Rafaella F. Vale,R. Lins,Rafael Ferreira

2018 · DOI: 10.1109/BRACIS.2018.00017
Brazilian Conference on Intelligent Systems · 4 Citations

TLDR

This work focuses on the evaluation of sentence simplification methods as a preprocessing step for extractive text summarization in order to answer the question of whether sentence Simplification increases the informativeness of extractive summaries.

Abstract

Automatic text summarization is proving itself useful to sieve relevant content from the Internet and digital libraries with reduced human effort. Nevertheless, extractive summarization approaches have limitations, possibly not fully capturing the informativeness of a text.
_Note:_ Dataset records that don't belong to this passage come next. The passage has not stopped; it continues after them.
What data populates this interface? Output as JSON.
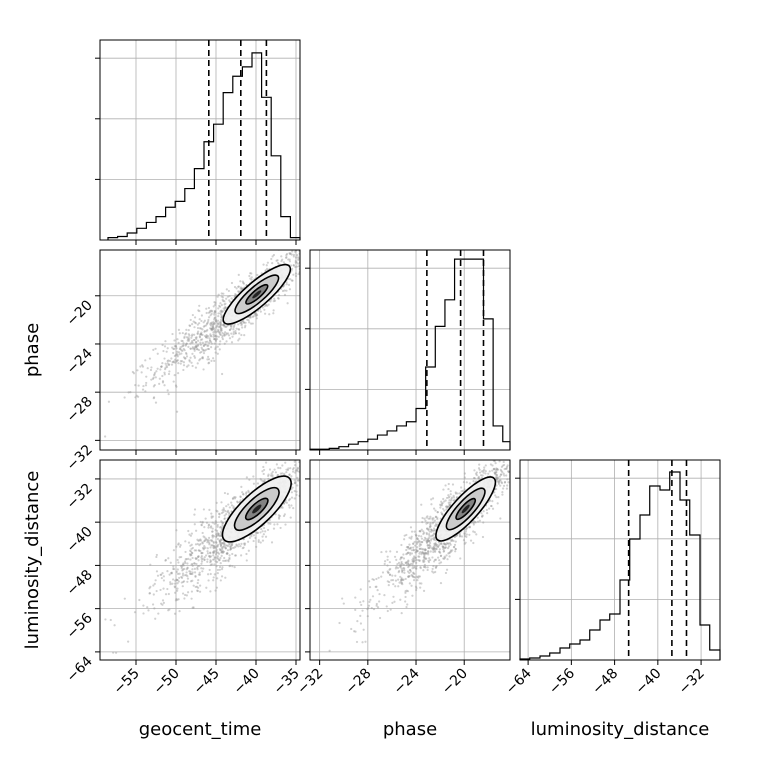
{
  "chart_data": {
    "type": "corner",
    "parameters": [
      "geocent_time",
      "phase",
      "luminosity_distance"
    ],
    "axis_labels": {
      "geocent_time": "geocent_time",
      "phase": "phase",
      "luminosity_distance": "luminosity_distance"
    },
    "ranges": {
      "geocent_time": [
        -59.5,
        -34.5
      ],
      "phase": [
        -32.8,
        -16.2
      ],
      "luminosity_distance": [
        -65.5,
        -28.5
      ]
    },
    "ticks": {
      "geocent_time": [
        -55,
        -50,
        -45,
        -40,
        -35
      ],
      "phase": [
        -32,
        -28,
        -24,
        -20
      ],
      "luminosity_distance": [
        -64,
        -56,
        -48,
        -40,
        -32
      ]
    },
    "quantiles": {
      "geocent_time": [
        -45.9,
        -41.9,
        -38.7
      ],
      "phase": [
        -23.1,
        -20.3,
        -18.4
      ],
      "luminosity_distance": [
        -45.4,
        -37.4,
        -34.7
      ]
    },
    "histograms": {
      "geocent_time": {
        "bin_edges": [
          -58.5,
          -57.3,
          -56.1,
          -54.9,
          -53.7,
          -52.5,
          -51.3,
          -50.1,
          -48.9,
          -47.7,
          -46.5,
          -45.3,
          -44.1,
          -42.9,
          -41.7,
          -40.5,
          -39.3,
          -38.1,
          -36.9,
          -35.7,
          -34.5
        ],
        "counts": [
          0.2,
          0.3,
          0.6,
          1.0,
          1.5,
          2.0,
          2.8,
          3.3,
          4.4,
          6.1,
          8.4,
          9.9,
          12.6,
          14.0,
          14.8,
          16.0,
          12.2,
          7.2,
          2.0,
          0.2
        ]
      },
      "phase": {
        "bin_edges": [
          -32.8,
          -32.0,
          -31.2,
          -30.4,
          -29.6,
          -28.8,
          -28.0,
          -27.2,
          -26.4,
          -25.6,
          -24.8,
          -24.0,
          -23.2,
          -22.4,
          -21.6,
          -20.8,
          -20.0,
          -19.2,
          -18.4,
          -17.6,
          -16.8,
          -16.2
        ],
        "counts": [
          0.1,
          0.1,
          0.2,
          0.4,
          0.7,
          1.0,
          1.3,
          1.8,
          2.3,
          2.9,
          3.4,
          5.0,
          10.0,
          14.9,
          18.1,
          23.0,
          23.0,
          23.0,
          15.8,
          2.9,
          1.0
        ]
      },
      "luminosity_distance": {
        "bin_edges": [
          -65.5,
          -63.7,
          -61.8,
          -60.0,
          -58.1,
          -56.3,
          -54.4,
          -52.6,
          -50.7,
          -48.9,
          -47.0,
          -45.2,
          -43.3,
          -41.5,
          -39.6,
          -37.8,
          -35.9,
          -34.1,
          -32.2,
          -30.4,
          -28.5
        ],
        "counts": [
          0.1,
          0.2,
          0.4,
          0.7,
          1.2,
          1.6,
          2.0,
          3.0,
          4.0,
          4.6,
          8.0,
          12.1,
          14.5,
          17.4,
          17.0,
          18.8,
          16.0,
          12.5,
          3.5,
          1.0
        ]
      }
    },
    "histogram_ylim": {
      "geocent_time": [
        0,
        17.1
      ],
      "phase": [
        0,
        24.1
      ],
      "luminosity_distance": [
        0,
        20.0
      ]
    },
    "density": {
      "geocent_time|phase": {
        "mean": [
          -41.5,
          -20.8
        ],
        "sd": [
          4.0,
          2.3
        ],
        "corr": 0.92
      },
      "geocent_time|luminosity_distance": {
        "mean": [
          -41.5,
          -39.8
        ],
        "sd": [
          4.0,
          5.6
        ],
        "corr": 0.88
      },
      "phase|luminosity_distance": {
        "mean": [
          -20.8,
          -39.8
        ],
        "sd": [
          2.3,
          5.6
        ],
        "corr": 0.91
      }
    },
    "grid": true
  }
}
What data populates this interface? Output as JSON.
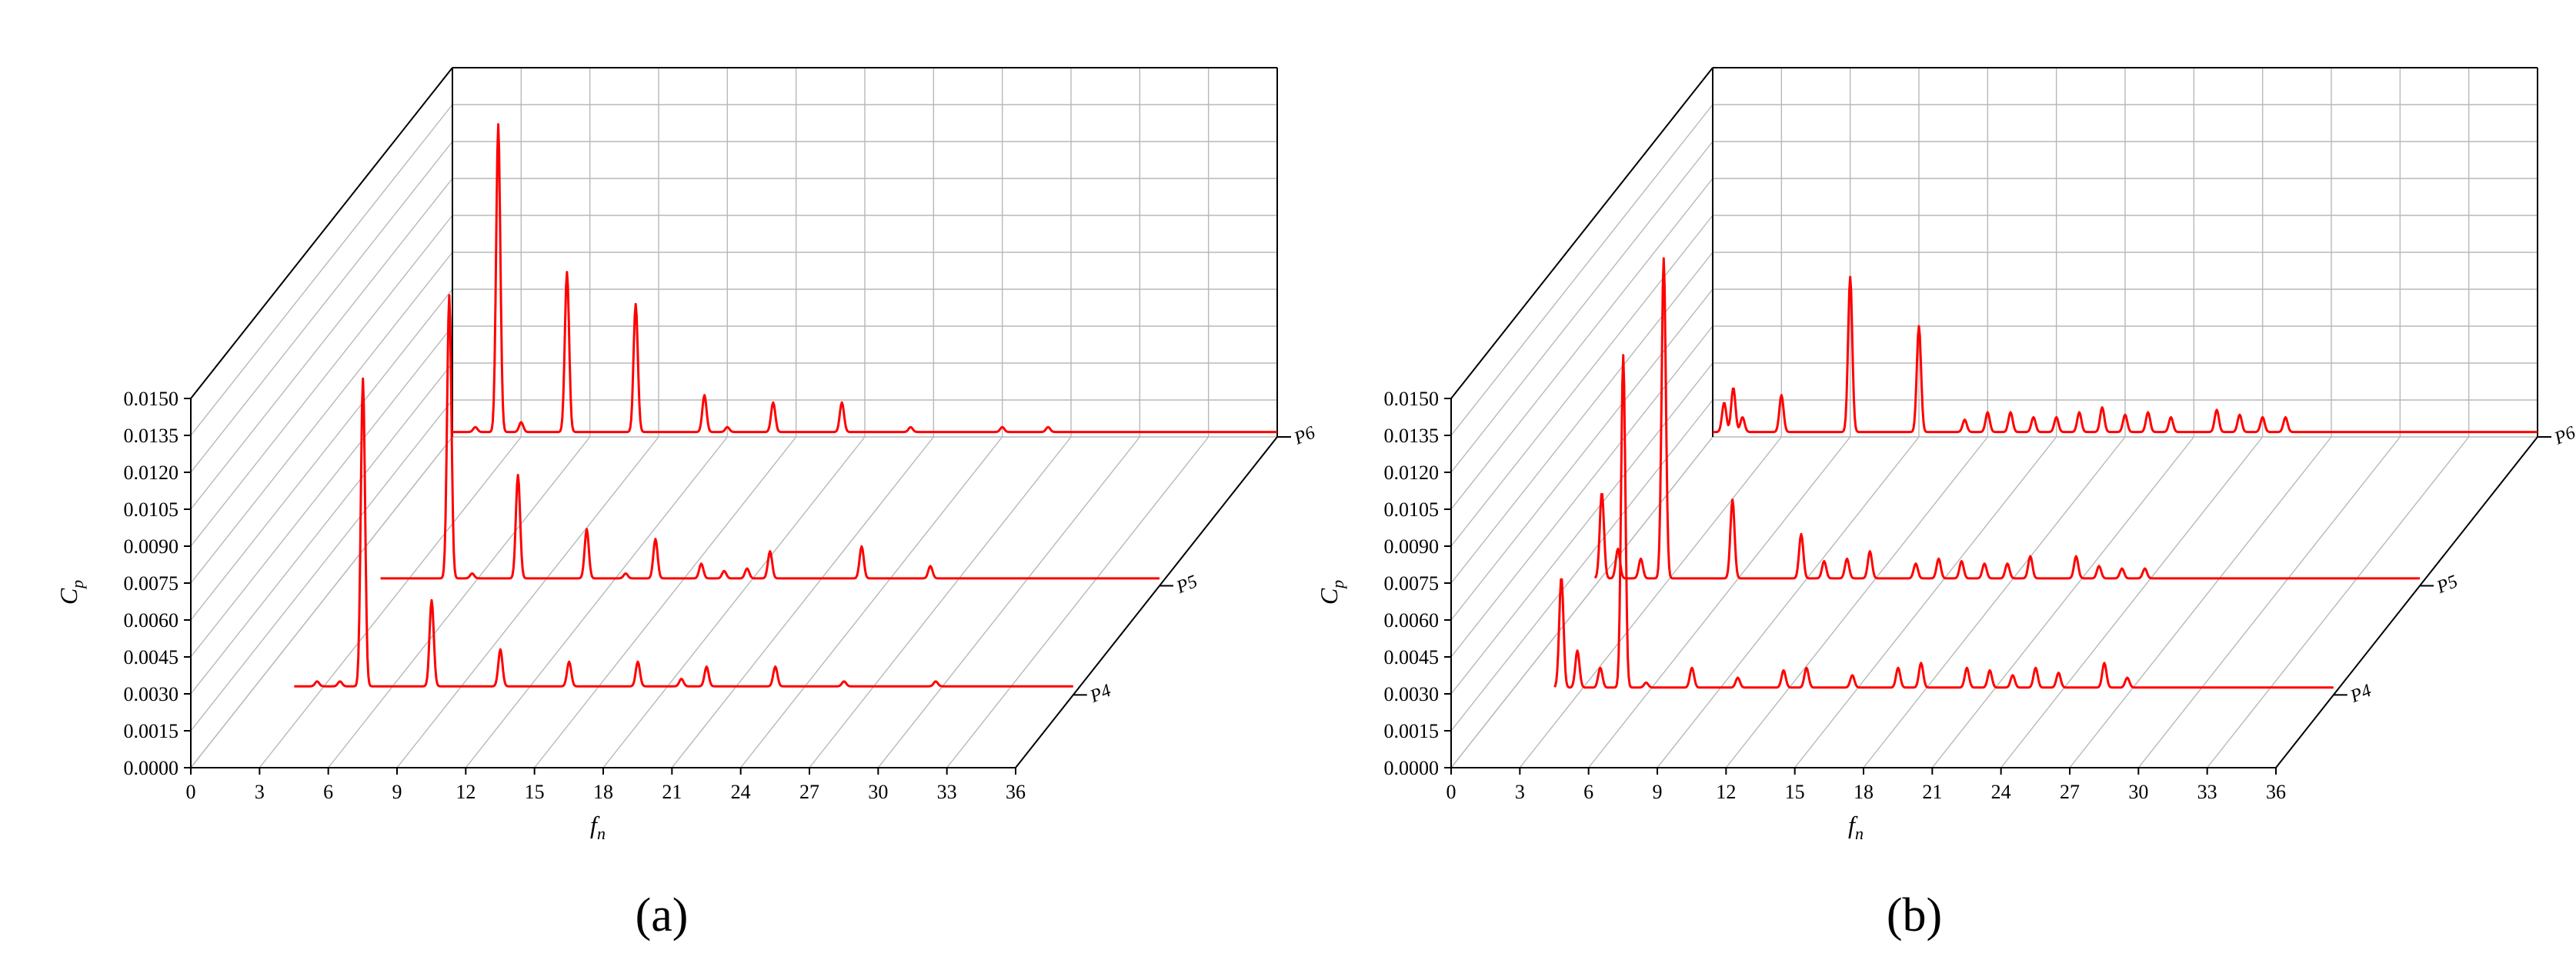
{
  "chart_data": [
    {
      "type": "line",
      "panel": "a",
      "panel_label": "(a)",
      "xlabel": "f",
      "xlabel_sub": "n",
      "ylabel": "C",
      "ylabel_sub": "p",
      "xlim": [
        0,
        36
      ],
      "ylim": [
        0.0,
        0.015
      ],
      "x_ticks": [
        "0",
        "3",
        "6",
        "9",
        "12",
        "15",
        "18",
        "21",
        "24",
        "27",
        "30",
        "33",
        "36"
      ],
      "y_ticks": [
        "0.0000",
        "0.0015",
        "0.0030",
        "0.0045",
        "0.0060",
        "0.0075",
        "0.0090",
        "0.0105",
        "0.0120",
        "0.0135",
        "0.0150"
      ],
      "grid": true,
      "line_color": "#ff0000",
      "series": [
        {
          "name": "P4",
          "baseline": 0.00035,
          "x_start": 2,
          "peaks": [
            [
              3.0,
              0.0002
            ],
            [
              4.0,
              0.0002
            ],
            [
              5.0,
              0.0125
            ],
            [
              8.0,
              0.0035
            ],
            [
              11.0,
              0.0015
            ],
            [
              14.0,
              0.001
            ],
            [
              17.0,
              0.001
            ],
            [
              18.9,
              0.0003
            ],
            [
              20.0,
              0.0008
            ],
            [
              23.0,
              0.0008
            ],
            [
              26.0,
              0.0002
            ],
            [
              30.0,
              0.0002
            ]
          ]
        },
        {
          "name": "P5",
          "baseline": 0.0003,
          "x_start": 2,
          "peaks": [
            [
              5.0,
              0.0115
            ],
            [
              6.0,
              0.0002
            ],
            [
              8.0,
              0.0042
            ],
            [
              11.0,
              0.002
            ],
            [
              12.7,
              0.0002
            ],
            [
              14.0,
              0.0016
            ],
            [
              16.0,
              0.0006
            ],
            [
              17.0,
              0.0003
            ],
            [
              18.0,
              0.0004
            ],
            [
              19.0,
              0.0011
            ],
            [
              23.0,
              0.0013
            ],
            [
              26.0,
              0.0005
            ]
          ]
        },
        {
          "name": "P6",
          "baseline": 0.0002,
          "x_start": 0,
          "peaks": [
            [
              1.0,
              0.0002
            ],
            [
              2.0,
              0.0125
            ],
            [
              3.0,
              0.0004
            ],
            [
              5.0,
              0.0065
            ],
            [
              8.0,
              0.0052
            ],
            [
              11.0,
              0.0015
            ],
            [
              12.0,
              0.0002
            ],
            [
              14.0,
              0.0012
            ],
            [
              17.0,
              0.0012
            ],
            [
              20.0,
              0.0002
            ],
            [
              24.0,
              0.0002
            ],
            [
              26.0,
              0.0002
            ]
          ]
        }
      ]
    },
    {
      "type": "line",
      "panel": "b",
      "panel_label": "(b)",
      "xlabel": "f",
      "xlabel_sub": "n",
      "ylabel": "C",
      "ylabel_sub": "p",
      "xlim": [
        0,
        36
      ],
      "ylim": [
        0.0,
        0.015
      ],
      "x_ticks": [
        "0",
        "3",
        "6",
        "9",
        "12",
        "15",
        "18",
        "21",
        "24",
        "27",
        "30",
        "33",
        "36"
      ],
      "y_ticks": [
        "0.0000",
        "0.0015",
        "0.0030",
        "0.0045",
        "0.0060",
        "0.0075",
        "0.0090",
        "0.0105",
        "0.0120",
        "0.0135",
        "0.0150"
      ],
      "grid": true,
      "line_color": "#ff0000",
      "series": [
        {
          "name": "P4",
          "baseline": 0.0003,
          "x_start": 2,
          "peaks": [
            [
              2.3,
              0.0045
            ],
            [
              3.0,
              0.0015
            ],
            [
              4.0,
              0.0008
            ],
            [
              5.0,
              0.0135
            ],
            [
              6.0,
              0.0002
            ],
            [
              8.0,
              0.0008
            ],
            [
              10.0,
              0.0004
            ],
            [
              12.0,
              0.0007
            ],
            [
              13.0,
              0.0008
            ],
            [
              15.0,
              0.0005
            ],
            [
              17.0,
              0.0008
            ],
            [
              18.0,
              0.001
            ],
            [
              20.0,
              0.0008
            ],
            [
              21.0,
              0.0007
            ],
            [
              22.0,
              0.0005
            ],
            [
              23.0,
              0.0008
            ],
            [
              24.0,
              0.0006
            ],
            [
              26.0,
              0.001
            ],
            [
              27.0,
              0.0004
            ]
          ]
        },
        {
          "name": "P5",
          "baseline": 0.0003,
          "x_start": 0,
          "peaks": [
            [
              0.3,
              0.0035
            ],
            [
              1.0,
              0.0012
            ],
            [
              2.0,
              0.0008
            ],
            [
              3.0,
              0.013
            ],
            [
              6.0,
              0.0032
            ],
            [
              9.0,
              0.0018
            ],
            [
              10.0,
              0.0007
            ],
            [
              11.0,
              0.0008
            ],
            [
              12.0,
              0.0011
            ],
            [
              14.0,
              0.0006
            ],
            [
              15.0,
              0.0008
            ],
            [
              16.0,
              0.0007
            ],
            [
              17.0,
              0.0006
            ],
            [
              18.0,
              0.0006
            ],
            [
              19.0,
              0.0009
            ],
            [
              21.0,
              0.0009
            ],
            [
              22.0,
              0.0005
            ],
            [
              23.0,
              0.0004
            ],
            [
              24.0,
              0.0004
            ]
          ]
        },
        {
          "name": "P6",
          "baseline": 0.0002,
          "x_start": 0,
          "peaks": [
            [
              0.5,
              0.0012
            ],
            [
              0.9,
              0.0018
            ],
            [
              1.3,
              0.0006
            ],
            [
              3.0,
              0.0015
            ],
            [
              6.0,
              0.0063
            ],
            [
              9.0,
              0.0043
            ],
            [
              11.0,
              0.0005
            ],
            [
              12.0,
              0.0008
            ],
            [
              13.0,
              0.0008
            ],
            [
              14.0,
              0.0006
            ],
            [
              15.0,
              0.0006
            ],
            [
              16.0,
              0.0008
            ],
            [
              17.0,
              0.001
            ],
            [
              18.0,
              0.0007
            ],
            [
              19.0,
              0.0008
            ],
            [
              20.0,
              0.0006
            ],
            [
              22.0,
              0.0009
            ],
            [
              23.0,
              0.0007
            ],
            [
              24.0,
              0.0006
            ],
            [
              25.0,
              0.0006
            ]
          ]
        }
      ]
    }
  ]
}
A potential strategy to address this problem is the adoption of sentence simplification methods. This work focuses on the evaluation of sentence simplification methods as a preprocessing step for extractive text summarization in order to answer the question of whether sentence simplification increases the informativeness of extractive summaries. Four different sentence simplification methods, two being simple filters and the other two performing rule-based transformations, are assessed here in order to point out the best method for such a purpose. Fifteen sentence scoring methods for summarization are applied in combination with the simplification methods to a corpus of 1,038 news articles in English. The results suggest that the transformation approaches, which take into account linguistic features and grammaticality, achieve the best performance.